不过他忽而有些拿不准后面该怎么办。这样的情形罕见,却于今日发生。
他维持住漫不经心的样子,悠悠问林灯:“林姑娘一看便是娇生惯养大的,何以自己一人在外奔波呢?”
林灯揉揉泛红的眼圈,满不在乎道:“赚钱嘛!你呢?”
沈长明:“游历山水,遍览天下。
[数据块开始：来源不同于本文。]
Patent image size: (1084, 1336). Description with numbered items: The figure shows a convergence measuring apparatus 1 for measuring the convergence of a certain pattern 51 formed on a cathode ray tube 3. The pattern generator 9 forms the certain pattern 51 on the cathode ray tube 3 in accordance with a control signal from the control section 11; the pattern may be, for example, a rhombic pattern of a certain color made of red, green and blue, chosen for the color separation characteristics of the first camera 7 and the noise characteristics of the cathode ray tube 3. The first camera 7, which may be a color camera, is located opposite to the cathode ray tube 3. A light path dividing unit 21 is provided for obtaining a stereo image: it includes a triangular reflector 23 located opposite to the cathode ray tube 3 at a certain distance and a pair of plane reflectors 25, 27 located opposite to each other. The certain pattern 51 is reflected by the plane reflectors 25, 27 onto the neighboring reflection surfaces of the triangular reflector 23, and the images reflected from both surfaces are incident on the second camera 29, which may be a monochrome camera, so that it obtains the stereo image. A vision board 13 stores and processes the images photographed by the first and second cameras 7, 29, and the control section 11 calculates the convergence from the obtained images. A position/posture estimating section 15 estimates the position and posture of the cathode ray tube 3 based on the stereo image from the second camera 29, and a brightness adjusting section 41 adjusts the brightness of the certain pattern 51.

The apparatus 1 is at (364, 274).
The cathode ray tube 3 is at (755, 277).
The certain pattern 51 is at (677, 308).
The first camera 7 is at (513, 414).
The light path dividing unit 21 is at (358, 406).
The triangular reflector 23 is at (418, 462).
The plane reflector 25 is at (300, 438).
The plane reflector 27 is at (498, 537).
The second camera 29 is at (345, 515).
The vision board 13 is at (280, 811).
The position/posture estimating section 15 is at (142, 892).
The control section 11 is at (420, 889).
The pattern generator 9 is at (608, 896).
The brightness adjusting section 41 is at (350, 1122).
”
林灯一呆,喃喃道:“好潇洒。”
其实是好羡慕。
她犹豫一小下,问他:“那你听说过南召吗?”
沈长明收回视线,望她道:“堇国南临的藩属国,名为南召。”
林灯忽而鼓足勇气:“我要赚很多钱,然后去南召。”半晌,有点不好意思道:“既说游览天下,那你……你对去南召有兴趣吗?”
沈长明笑道:“当然有。”
林灯顿时高兴起来:“等我赚够了钱,我们一起去,好么?”异国之地,她一直担心独自前往会有点怕。
沈长明点头:“那你要赚多久的钱呢?”
林灯想了想:“大概一年吧。”
沈长明笑得灿烂:“那必定是好大一笔钱。”
话音刚落,小船行至水流湍急处,船尾泛起白浪,一阵轻轻的颠簸。
船夫解下牵索,开始摇橹,一时间气喘吁吁,高声向船内喝道:“二位贵客,前头便是千兹坎,可要下船吗?”
林灯望向沈长明。千兹坎是到达玢芷前的最后一个码头。
沈长明转过头去,似要应答,林灯忽而伸手揪住他的衣袖,低声急促道:“等等。”
继而小声飞快道:“做个交易。你同我去玢芷,我们合作拿下一桩医案,事成之后,我给你买一支紫竹琅玉笛。”
紫竹琅玉,笛中臻品。
沈长明有些诧异:“合作?”
林灯不好意思地松开他的衣袖,点点头。
撒谎了,其实是陪伴。
经历洛水城的那一遭,林灯已不再初生牛犊不怕虎——形单影只地行事,她现下有一些畏惧。
面前这个沈长明虽也一副养尊处优未经世事的样子,但她能感觉出他还挺聪明。
有他陪着,也许一切会顺利一些。